By the mid- to late-1990s, the “lifestyle” notion of matching allocations to needs and goals morphed–into “lifecycle” funds. These were funds-of-funds, typically offered inside of 401(k) plans. Then, as now, the providers promised to adapt investment strategy and choice according to a participant’s age and retirement goals.

Originally, the lifecycle and lifestyle funds seemed nearly the same; but their descriptions and positioning were not. The lifecycle funds aimed at correlating with stages in life, not style of life.

By the early 2000s, the lifecycle funds had developed discrete versions–the target- or retirement-date funds, and the target-risk funds. The former focus on automatic rebalancing to more conservative allocations as the specified retirement date draws near, while the later seek to align with the investor’s risk tolerance (conservative, aggressive, etc.), much as the lifestyle funds had done.
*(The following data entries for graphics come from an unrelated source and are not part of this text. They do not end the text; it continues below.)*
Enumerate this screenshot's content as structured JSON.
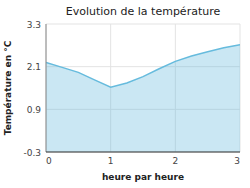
{
  "chart_data": {
    "type": "area",
    "title": "Evolution de la température",
    "x_label": "heure par heure",
    "y_label": "Température en °C",
    "x": [
      0,
      0.25,
      0.5,
      0.75,
      1.0,
      1.25,
      1.5,
      1.75,
      2.0,
      2.25,
      2.5,
      2.75,
      3.0
    ],
    "values": [
      2.22,
      2.08,
      1.94,
      1.73,
      1.52,
      1.64,
      1.82,
      2.04,
      2.25,
      2.4,
      2.52,
      2.63,
      2.72
    ],
    "color": "#66bbdd",
    "xlim": [
      0,
      3
    ],
    "ylim": [
      -0.3,
      3.3
    ],
    "xticks": [
      0,
      1,
      2,
      3
    ],
    "yticks": [
      -0.3,
      0.9,
      2.1,
      3.3
    ],
    "grid": true
  }
}
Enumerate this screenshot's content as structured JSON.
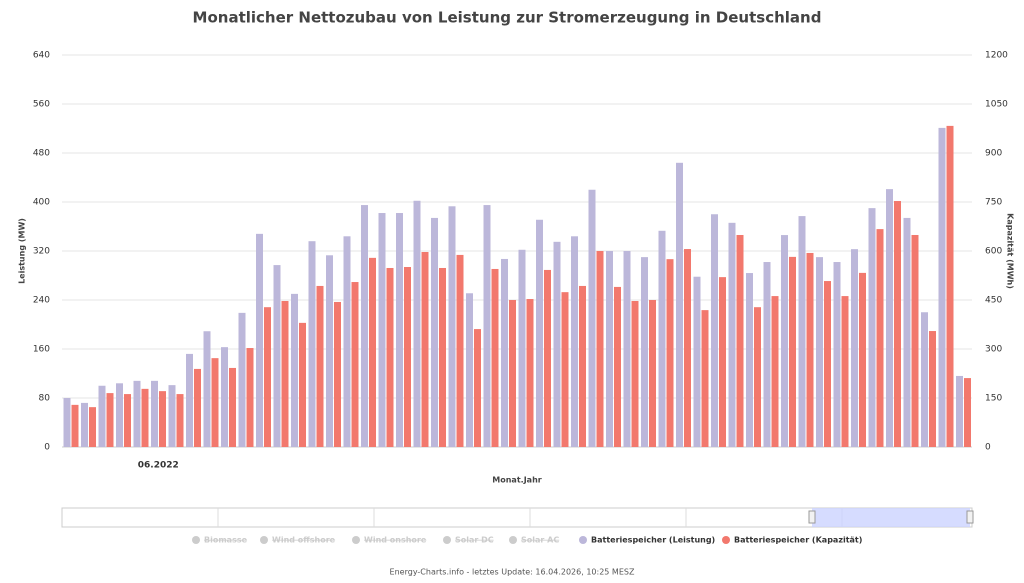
{
  "chart_data": {
    "type": "bar",
    "title": "Monatlicher Nettozubau von Leistung zur Stromerzeugung in Deutschland",
    "x_label": "Monat.Jahr",
    "y_label": "Leistung (MW)",
    "y2_label": "Kapazität (MWh)",
    "footer": "Energy-Charts.info - letztes Update: 16.04.2026, 10:25 MESZ",
    "hidden_legend": [
      "Biomasse",
      "Wind offshore",
      "Wind onshore",
      "Solar DC",
      "Solar AC"
    ],
    "categories": [
      null,
      null,
      null,
      null,
      null,
      "06.2022",
      null,
      null,
      null,
      null,
      null,
      null,
      null,
      null,
      null,
      null,
      null,
      null,
      null,
      null,
      null,
      null,
      null,
      null,
      null,
      null,
      null,
      null,
      null,
      null,
      null,
      null,
      null,
      null,
      null,
      null,
      null,
      null,
      null,
      null,
      null,
      null,
      null,
      null,
      null,
      null,
      null,
      null,
      null,
      null,
      null,
      null
    ],
    "series": [
      {
        "name": "Batteriespeicher (Leistung)",
        "color": "#bcb7da",
        "values": [
          80,
          72,
          100,
          104,
          108,
          108,
          101,
          152,
          189,
          163,
          219,
          348,
          297,
          250,
          336,
          313,
          344,
          395,
          382,
          382,
          402,
          374,
          393,
          251,
          395,
          307,
          322,
          371,
          335,
          344,
          420,
          320,
          320,
          310,
          353,
          464,
          278,
          380,
          366,
          284,
          302,
          346,
          377,
          310,
          302,
          323,
          390,
          421,
          374,
          220,
          521,
          116
        ]
      },
      {
        "name": "Batteriespeicher (Kapazität)",
        "color": "#f2786d",
        "axis": "y2",
        "values": [
          129,
          122,
          165,
          162,
          178,
          171,
          162,
          239,
          272,
          242,
          303,
          428,
          447,
          380,
          493,
          444,
          505,
          579,
          548,
          551,
          597,
          548,
          588,
          361,
          545,
          450,
          453,
          542,
          474,
          493,
          600,
          490,
          447,
          450,
          575,
          606,
          419,
          520,
          649,
          428,
          462,
          582,
          594,
          508,
          462,
          533,
          667,
          753,
          649,
          355,
          983,
          211
        ]
      }
    ],
    "ylim": [
      0,
      640
    ],
    "yticks": [
      0,
      80,
      160,
      240,
      320,
      400,
      480,
      560,
      640
    ],
    "y2lim": [
      0,
      1200
    ],
    "y2ticks": [
      0,
      150,
      300,
      450,
      600,
      750,
      900,
      1050,
      1200
    ],
    "grid": true
  }
}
In recent months, the industry has morphed these concepts yet again–into “payout” or “retirement income” funds.

In these newest products, fund managers allocate assets in such a way that, by time the person is ready to take retirement income, the fund should be able to make annual payouts (via withdrawals made by the investor) of some targeted amount. The target withdrawals might be, say, 3% to 6% or more of fund value, or some type of “level” as set out in the product materials. The payouts aren’t guaranteed, but they are presented as the intended goal. (See an article on payout funds by NU Senior Editor Jim Connolly in the June 2008 issue of Income Planning, an e-newsletter of NU.)

There is a whole lot to like about all these fund types. Most of all, they take the burden off of the consumer to set up an allocation, manage the allocation (or keep eye on the quarterly rebalancing program) and otherwise make investment decisions which they do not feel qualified to make.

But, as indicated earlier, a few cautionary notes are in order:

o These products are relatively new, so they do not have lengthy track records to which retirement income advisors can refer. This injects uncertainty into use of the products, an uncertainty which is at odds with their goal of making retirement planning less burdensome.

o The product categories differ from one another. For instance, as indicated above, a target-date fund is not the same as a payout fund. Also, the investment strategy used by funds in each category may differ, with one weighted more or less toward equities than another (researchers Watson Wyatt and FRC have both found such variety in target-date funds.) This is not surprising; these are mutual funds, after all. But, because the funds are positioned for retirement and because some funds even set specific dates in their names, the ill-informed may unwittingly infer a similarity and a predictability that is just not there.

o These products are not guaranteed. They are not annuities or bank certificates of deposit. They are investments, and the fund values can fluctuate not only with market conditions but also with choices made by the fund managers, account activity, and other factors that affect mutual fund performance in general.

The intrigue–and the confusion–don’t stop there. A few insurers have started offering, or plan to offer, income guarantees, using annuities, with some of these funds. This will address the “no guarantees” problem cited earlier, but it will likely also make people wonder, “what is this–a mutual fund or an annuity?”

It could be that, in the retirement arena, mutual funds and annuities will keep on morphing toward one another. This will put the onus on advisors to keep consumers up to speed–and clear of problems.